Les internautes ont immédiatement établi des comparaisons entre les deux meurtres, dénonçant les cas de fémicide dans le monde arabe.
Au tribunal correctionnel de Mansoura, à 130 kilomètres au nord du Caire, Mohamed Adel a été accusé de « meurtre avec préméditation », après avoir avoué avoir intentionnellement tué la victime, a indiqué un correspondant de l’AFP.
Ashraf avait auparavant signalé l’auteur présumé aux autorités, craignant qu’il ne l’attaque, selon son père et des témoins.
La peine maximale pour meurtre est la mort en Égypte, qui a procédé au troisième plus grand nombre d’exécutions au monde en 2021, selon Amnesty International.

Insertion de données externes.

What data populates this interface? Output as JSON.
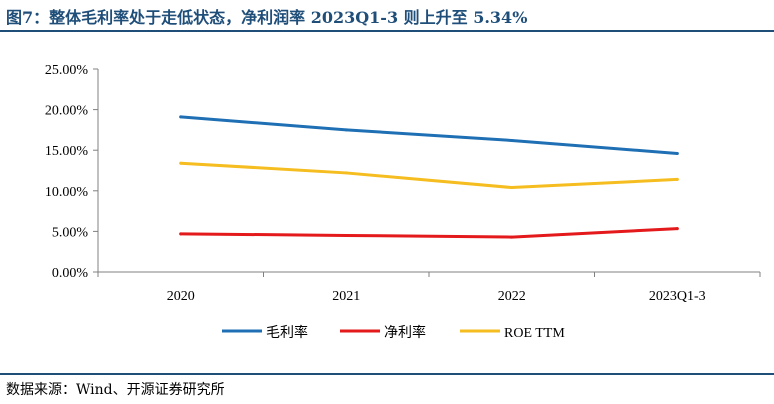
{
  "header": {
    "title": "图7：整体毛利率处于走低状态，净利润率 2023Q1-3 则上升至 5.34%"
  },
  "footer": {
    "source": "数据来源：Wind、开源证券研究所"
  },
  "chart_data": {
    "type": "line",
    "categories": [
      "2020",
      "2021",
      "2022",
      "2023Q1-3"
    ],
    "series": [
      {
        "name": "毛利率",
        "values": [
          19.1,
          17.5,
          16.2,
          14.6
        ],
        "color": "#1f6fb4"
      },
      {
        "name": "净利率",
        "values": [
          4.7,
          4.5,
          4.3,
          5.34
        ],
        "color": "#e3191b"
      },
      {
        "name": "ROE TTM",
        "values": [
          13.4,
          12.2,
          10.4,
          11.4
        ],
        "color": "#f5bd1f"
      }
    ],
    "yticks": [
      "0.00%",
      "5.00%",
      "10.00%",
      "15.00%",
      "20.00%",
      "25.00%"
    ],
    "ylim": [
      0,
      25
    ],
    "ylabel_format": "percent_2dp",
    "grid": false,
    "legend": "bottom"
  }
}
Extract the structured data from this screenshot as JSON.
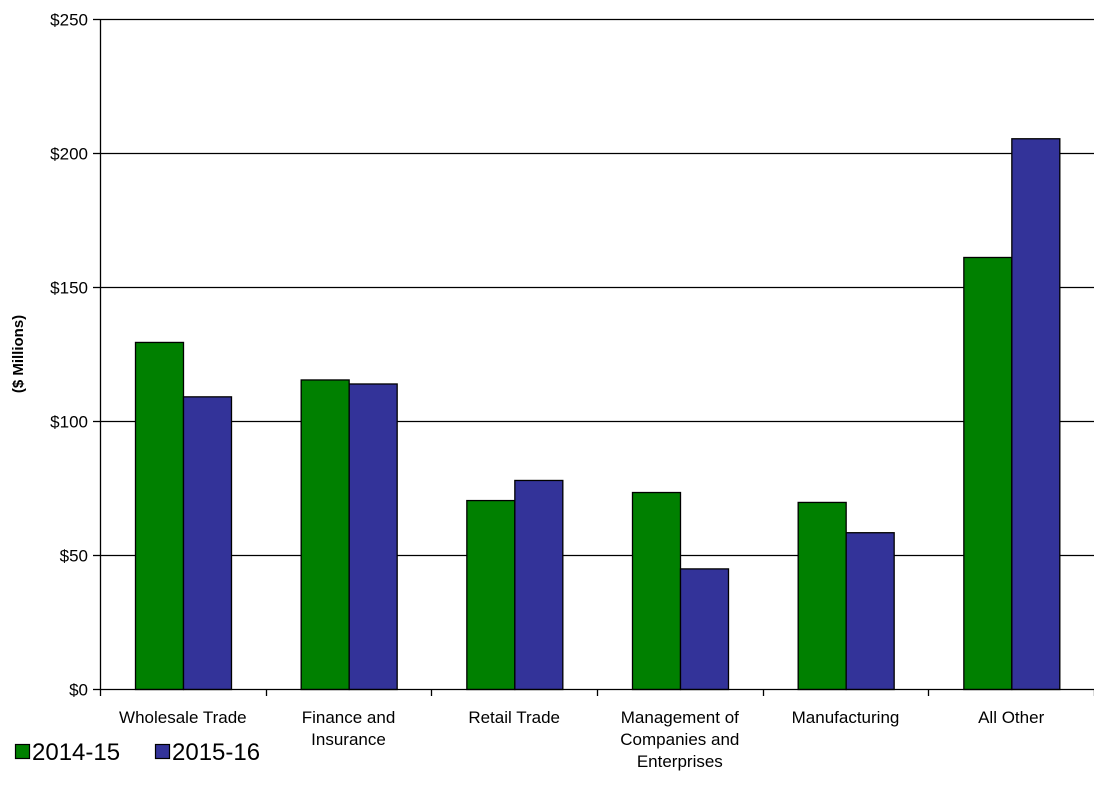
{
  "chart_data": {
    "type": "bar",
    "title": "",
    "xlabel": "",
    "ylabel": "($ Millions)",
    "ylim": [
      0,
      250
    ],
    "yticks": [
      0,
      50,
      100,
      150,
      200,
      250
    ],
    "ytick_labels": [
      "$0",
      "$50",
      "$100",
      "$150",
      "$200",
      "$250"
    ],
    "categories": [
      [
        "Wholesale Trade"
      ],
      [
        "Finance and",
        "Insurance"
      ],
      [
        "Retail Trade"
      ],
      [
        "Management of",
        "Companies and",
        "Enterprises"
      ],
      [
        "Manufacturing"
      ],
      [
        "All Other"
      ]
    ],
    "series": [
      {
        "name": "2014-15",
        "color": "#008000",
        "values": [
          129.5,
          115.5,
          70.5,
          73.5,
          69.8,
          161.2
        ]
      },
      {
        "name": "2015-16",
        "color": "#333399",
        "values": [
          109.2,
          114,
          78,
          45,
          58.5,
          205.5
        ]
      }
    ],
    "grid": true,
    "legend_position": "bottom-left"
  }
}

« Il l’a poignardée à plusieurs reprises », a précisé le parquet, qui a retrouvé « des messages menaçant de lui trancher la gorge » sur le téléphone de la victime.
La prochaine audience est fixée à mardi, a indiqué à l’AFP l’avocat de l’accusé, Ahmed Hamad.
Dans un cas rare parmi les affaires de violence contre les femmes, les autorités ont autorisé les caméras de télévision à filmer l’audience de dimanche.
Sur les réseaux sociaux, de nombreux utilisateurs jordaniens et égyptiens ont appelé à la condamnation à mort de l’agresseur, tandis que d’autres ont déclaré que les hommes devaient « apprendre à accepter non comme réponse ».
Le prédicateur égyptien Mabrouk Attia a suscité l’indignation la semaine dernière après avoir laissé entendre que la victime n’aurait pas connu le même sort si elle avait été voilée.
Près de huit millions d’Égyptiennes ont été victimes de violences commises par leur partenaire ou leurs proches, ou par des inconnus dans l’espace public, selon une enquête des Nations Unies menée en 2015.